<Пушкин>
Пушкин! — произнесите это имя в кругу художников, постигающих все величие искусства, в толпе простолюдинов, в толпе людей, которые никогда его сами не читали, но слышали его стихи от других — и это имя везде произведет какое-то электрическое потрясение. Отчего его кончина была семейною скорбию для целой России, отчего милость царская сиротам поэта была подарком для всякого русского сердца; нетленным алмазом в нетленном венце русского государя? — Что сделал Пушкин? изобрел ли он молотильню, новые берда для суконной фабрики, или другое новое средство для обогащения, доставил ли вам какие удобства в вещественной жизни? Нет, рука поэта оставляла другим делателям подвиги на сем поприще — отчего же имя его нам родное, более народное, возбуждает больше сочувствия, нежели все делатели на других поприщах, теснее соединенных с житейскими выгодами каждого из нас.

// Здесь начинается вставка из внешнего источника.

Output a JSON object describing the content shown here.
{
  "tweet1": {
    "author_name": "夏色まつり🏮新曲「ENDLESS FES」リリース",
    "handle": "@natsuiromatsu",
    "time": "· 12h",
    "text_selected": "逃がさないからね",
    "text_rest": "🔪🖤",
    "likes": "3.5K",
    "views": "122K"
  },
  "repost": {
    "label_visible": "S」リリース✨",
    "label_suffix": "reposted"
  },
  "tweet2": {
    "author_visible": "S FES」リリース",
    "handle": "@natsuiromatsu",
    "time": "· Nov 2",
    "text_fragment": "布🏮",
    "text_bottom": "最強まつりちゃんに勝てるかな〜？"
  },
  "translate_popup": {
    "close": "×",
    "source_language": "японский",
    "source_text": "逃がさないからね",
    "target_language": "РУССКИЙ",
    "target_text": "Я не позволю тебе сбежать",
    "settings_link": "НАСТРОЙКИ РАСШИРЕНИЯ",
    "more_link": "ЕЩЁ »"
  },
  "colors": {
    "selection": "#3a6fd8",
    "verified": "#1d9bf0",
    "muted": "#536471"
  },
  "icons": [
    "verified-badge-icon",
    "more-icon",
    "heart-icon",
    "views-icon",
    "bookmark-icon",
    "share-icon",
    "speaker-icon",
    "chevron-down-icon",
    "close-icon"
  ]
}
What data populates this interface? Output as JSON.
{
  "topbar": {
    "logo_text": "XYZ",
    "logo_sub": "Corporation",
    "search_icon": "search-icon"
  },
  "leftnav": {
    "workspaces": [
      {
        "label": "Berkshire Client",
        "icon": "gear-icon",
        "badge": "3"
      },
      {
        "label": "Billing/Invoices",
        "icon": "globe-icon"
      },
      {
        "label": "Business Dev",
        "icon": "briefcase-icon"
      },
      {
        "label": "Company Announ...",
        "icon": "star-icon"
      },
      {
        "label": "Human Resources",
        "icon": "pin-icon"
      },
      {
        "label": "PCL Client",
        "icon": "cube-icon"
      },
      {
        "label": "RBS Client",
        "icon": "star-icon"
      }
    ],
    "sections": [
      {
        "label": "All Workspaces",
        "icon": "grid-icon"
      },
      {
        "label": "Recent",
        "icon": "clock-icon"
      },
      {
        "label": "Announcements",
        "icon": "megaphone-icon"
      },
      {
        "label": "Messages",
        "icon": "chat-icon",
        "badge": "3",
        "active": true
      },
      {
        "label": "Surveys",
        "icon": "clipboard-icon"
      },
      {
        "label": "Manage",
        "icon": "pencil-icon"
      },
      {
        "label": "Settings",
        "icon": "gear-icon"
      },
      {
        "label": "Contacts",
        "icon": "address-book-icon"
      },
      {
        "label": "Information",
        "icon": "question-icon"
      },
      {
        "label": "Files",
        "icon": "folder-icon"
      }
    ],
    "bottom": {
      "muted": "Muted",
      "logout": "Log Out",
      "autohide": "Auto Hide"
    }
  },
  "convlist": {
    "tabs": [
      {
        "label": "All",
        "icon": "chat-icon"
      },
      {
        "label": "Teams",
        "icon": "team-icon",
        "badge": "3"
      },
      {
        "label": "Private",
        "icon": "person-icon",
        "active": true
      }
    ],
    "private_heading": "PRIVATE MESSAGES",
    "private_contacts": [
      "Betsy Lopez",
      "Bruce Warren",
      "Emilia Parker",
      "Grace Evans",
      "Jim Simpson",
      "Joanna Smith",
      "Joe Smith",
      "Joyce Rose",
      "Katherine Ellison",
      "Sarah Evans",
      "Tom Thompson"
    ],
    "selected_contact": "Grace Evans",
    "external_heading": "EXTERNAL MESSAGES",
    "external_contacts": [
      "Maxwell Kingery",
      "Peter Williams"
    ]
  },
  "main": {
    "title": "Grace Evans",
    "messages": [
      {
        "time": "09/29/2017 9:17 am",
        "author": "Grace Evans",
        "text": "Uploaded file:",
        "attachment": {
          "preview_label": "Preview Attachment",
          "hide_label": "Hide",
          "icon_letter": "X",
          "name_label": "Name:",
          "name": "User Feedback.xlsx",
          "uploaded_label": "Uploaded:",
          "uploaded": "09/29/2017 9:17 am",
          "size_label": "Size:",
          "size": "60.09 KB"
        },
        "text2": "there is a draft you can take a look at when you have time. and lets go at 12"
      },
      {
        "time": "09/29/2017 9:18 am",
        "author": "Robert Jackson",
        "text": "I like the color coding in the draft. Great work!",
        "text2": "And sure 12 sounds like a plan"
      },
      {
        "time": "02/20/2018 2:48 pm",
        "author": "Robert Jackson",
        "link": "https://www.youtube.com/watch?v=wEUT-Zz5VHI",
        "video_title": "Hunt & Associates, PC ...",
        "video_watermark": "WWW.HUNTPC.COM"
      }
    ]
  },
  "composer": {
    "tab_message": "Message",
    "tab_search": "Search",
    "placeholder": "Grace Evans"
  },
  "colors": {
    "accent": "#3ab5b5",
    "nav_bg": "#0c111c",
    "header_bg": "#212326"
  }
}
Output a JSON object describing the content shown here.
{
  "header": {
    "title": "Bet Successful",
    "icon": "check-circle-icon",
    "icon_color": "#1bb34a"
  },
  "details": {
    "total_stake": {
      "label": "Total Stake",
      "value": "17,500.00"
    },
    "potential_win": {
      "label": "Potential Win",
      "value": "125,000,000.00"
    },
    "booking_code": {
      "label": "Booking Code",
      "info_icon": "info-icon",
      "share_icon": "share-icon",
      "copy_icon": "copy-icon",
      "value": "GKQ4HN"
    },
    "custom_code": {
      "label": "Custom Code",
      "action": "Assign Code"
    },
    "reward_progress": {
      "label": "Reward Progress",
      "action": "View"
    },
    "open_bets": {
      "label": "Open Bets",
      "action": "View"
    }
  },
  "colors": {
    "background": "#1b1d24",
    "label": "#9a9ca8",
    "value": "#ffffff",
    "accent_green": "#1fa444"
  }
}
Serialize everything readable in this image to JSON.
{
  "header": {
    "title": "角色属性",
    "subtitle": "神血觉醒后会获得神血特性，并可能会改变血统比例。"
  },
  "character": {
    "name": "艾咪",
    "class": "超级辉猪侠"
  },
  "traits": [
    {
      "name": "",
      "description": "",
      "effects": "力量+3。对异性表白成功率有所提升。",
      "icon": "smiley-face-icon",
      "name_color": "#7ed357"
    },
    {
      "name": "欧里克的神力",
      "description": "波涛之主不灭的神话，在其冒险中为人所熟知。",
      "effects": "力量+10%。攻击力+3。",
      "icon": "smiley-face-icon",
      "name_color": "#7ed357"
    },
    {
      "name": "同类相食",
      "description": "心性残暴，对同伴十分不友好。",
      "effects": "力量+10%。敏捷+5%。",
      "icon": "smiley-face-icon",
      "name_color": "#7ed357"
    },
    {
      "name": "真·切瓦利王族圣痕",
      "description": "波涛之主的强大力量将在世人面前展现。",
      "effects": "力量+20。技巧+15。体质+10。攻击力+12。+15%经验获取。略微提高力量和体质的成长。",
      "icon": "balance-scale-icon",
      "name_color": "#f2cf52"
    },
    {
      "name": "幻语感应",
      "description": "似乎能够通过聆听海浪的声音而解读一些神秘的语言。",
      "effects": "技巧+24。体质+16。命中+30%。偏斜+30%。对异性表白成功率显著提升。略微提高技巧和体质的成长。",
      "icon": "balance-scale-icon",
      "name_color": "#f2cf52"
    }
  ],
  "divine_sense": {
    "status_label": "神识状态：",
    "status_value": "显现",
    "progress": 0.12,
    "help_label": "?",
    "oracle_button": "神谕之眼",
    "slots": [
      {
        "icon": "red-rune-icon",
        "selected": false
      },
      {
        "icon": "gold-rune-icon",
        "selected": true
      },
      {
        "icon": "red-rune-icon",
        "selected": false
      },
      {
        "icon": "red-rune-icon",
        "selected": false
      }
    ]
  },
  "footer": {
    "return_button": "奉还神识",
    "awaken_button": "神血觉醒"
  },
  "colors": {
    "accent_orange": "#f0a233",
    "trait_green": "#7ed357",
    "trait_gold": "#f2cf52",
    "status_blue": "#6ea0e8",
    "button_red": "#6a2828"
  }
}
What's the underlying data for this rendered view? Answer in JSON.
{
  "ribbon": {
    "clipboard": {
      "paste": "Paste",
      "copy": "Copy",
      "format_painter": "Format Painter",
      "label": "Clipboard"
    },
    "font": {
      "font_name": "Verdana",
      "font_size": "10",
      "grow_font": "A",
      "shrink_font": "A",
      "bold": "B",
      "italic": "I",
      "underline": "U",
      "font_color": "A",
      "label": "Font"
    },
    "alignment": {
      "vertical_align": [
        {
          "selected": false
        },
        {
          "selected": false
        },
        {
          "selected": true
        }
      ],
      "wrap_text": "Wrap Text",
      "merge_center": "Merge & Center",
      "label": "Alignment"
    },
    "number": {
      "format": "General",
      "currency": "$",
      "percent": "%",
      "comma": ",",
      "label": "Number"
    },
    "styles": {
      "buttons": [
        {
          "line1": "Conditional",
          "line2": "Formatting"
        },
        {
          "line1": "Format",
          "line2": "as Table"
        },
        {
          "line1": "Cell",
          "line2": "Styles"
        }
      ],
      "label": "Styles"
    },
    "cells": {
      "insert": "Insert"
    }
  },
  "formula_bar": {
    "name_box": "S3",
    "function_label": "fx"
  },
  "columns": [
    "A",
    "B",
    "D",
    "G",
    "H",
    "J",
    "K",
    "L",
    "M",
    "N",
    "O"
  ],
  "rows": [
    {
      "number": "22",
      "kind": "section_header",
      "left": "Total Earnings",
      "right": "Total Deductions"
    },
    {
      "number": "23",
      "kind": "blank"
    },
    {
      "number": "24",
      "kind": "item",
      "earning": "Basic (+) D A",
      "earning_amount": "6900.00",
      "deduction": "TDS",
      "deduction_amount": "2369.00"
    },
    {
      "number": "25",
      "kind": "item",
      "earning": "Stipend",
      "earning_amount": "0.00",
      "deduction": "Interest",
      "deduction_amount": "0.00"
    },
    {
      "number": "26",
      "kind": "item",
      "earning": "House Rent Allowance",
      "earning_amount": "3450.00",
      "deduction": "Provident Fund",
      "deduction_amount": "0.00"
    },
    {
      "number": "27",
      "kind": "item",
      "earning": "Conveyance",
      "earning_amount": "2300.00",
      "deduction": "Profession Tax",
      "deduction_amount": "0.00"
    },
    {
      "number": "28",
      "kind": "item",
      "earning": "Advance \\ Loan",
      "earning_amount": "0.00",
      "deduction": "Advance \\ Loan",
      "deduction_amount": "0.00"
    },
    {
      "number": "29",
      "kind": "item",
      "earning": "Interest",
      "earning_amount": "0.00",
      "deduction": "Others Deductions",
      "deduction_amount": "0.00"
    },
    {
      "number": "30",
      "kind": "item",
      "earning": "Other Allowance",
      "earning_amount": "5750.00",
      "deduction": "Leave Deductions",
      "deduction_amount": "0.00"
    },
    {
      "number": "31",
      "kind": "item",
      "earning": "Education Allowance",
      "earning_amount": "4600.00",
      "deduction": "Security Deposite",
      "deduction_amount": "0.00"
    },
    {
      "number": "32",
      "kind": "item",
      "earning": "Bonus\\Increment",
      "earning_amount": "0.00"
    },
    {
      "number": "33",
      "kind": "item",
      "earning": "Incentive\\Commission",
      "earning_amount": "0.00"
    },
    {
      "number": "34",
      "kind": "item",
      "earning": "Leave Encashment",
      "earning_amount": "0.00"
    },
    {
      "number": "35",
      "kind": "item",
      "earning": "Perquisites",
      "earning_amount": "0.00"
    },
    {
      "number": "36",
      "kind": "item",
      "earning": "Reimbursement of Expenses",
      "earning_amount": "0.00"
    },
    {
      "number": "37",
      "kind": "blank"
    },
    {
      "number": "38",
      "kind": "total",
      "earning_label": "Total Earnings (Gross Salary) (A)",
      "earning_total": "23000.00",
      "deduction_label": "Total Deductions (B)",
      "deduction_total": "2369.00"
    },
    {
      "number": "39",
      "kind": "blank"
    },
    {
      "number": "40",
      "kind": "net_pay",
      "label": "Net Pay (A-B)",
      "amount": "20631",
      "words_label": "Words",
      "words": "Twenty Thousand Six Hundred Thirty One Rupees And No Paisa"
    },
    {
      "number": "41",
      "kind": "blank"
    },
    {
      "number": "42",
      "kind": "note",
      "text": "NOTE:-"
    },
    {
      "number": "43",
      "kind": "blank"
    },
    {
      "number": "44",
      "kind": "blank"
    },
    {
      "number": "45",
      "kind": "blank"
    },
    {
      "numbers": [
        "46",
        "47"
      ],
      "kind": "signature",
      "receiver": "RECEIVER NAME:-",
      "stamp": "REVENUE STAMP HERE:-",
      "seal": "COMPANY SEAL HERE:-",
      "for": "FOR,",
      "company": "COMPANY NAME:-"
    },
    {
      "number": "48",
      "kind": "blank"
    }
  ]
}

Я не буду отвечать на эти вопросы. В царских чертогах есть многоценная картина Рафаэля, она не велика, холста на нее употреблено мало, несколько гранов краски и только — но эта картина куплена огромной ценою, — но эта картина приковывает ваши взоры, она вносит в душу ряд высоких неизъяснимых ощущений, она разверзает в самой глубине души мир, до того не достижимый простолюдину, при взгляде на нее утихают порочные страсти, невольное благоговение как бы неистощимым пламенем облекает все чувства души, вы невольно чувствуете в сердце стремление к добру, в уме рождается ряд высоких мыслей, которые отвлекают вас от жизненной грязи, от мелочей жизни, от душной земли, разверзают в душе новое, до того для вас непонятное небо. Как и отчего производит это магическое действие кусок полотна, пиитическое произведение, гармония музыкальной трубы — того не перескажет вам человеческое слово; это одна из тех тайн, на которой останавливается естествоиспытатель при виде жизни, зарождающейся в зерне растения, при виде силы, которая в человеческом организме соединяет все разнородные, противоположные друг другу стихии. Тщетны же усилия тех, которые хотят на человеческий язык перевести жизнь поэта, остановить каждое мгновение его жизни, дать ему форму, найти ее значение, как тщетны доныне все усилия естествоиспытателей заметить минуту, когда появляется первый отросток из прозябающего зерна.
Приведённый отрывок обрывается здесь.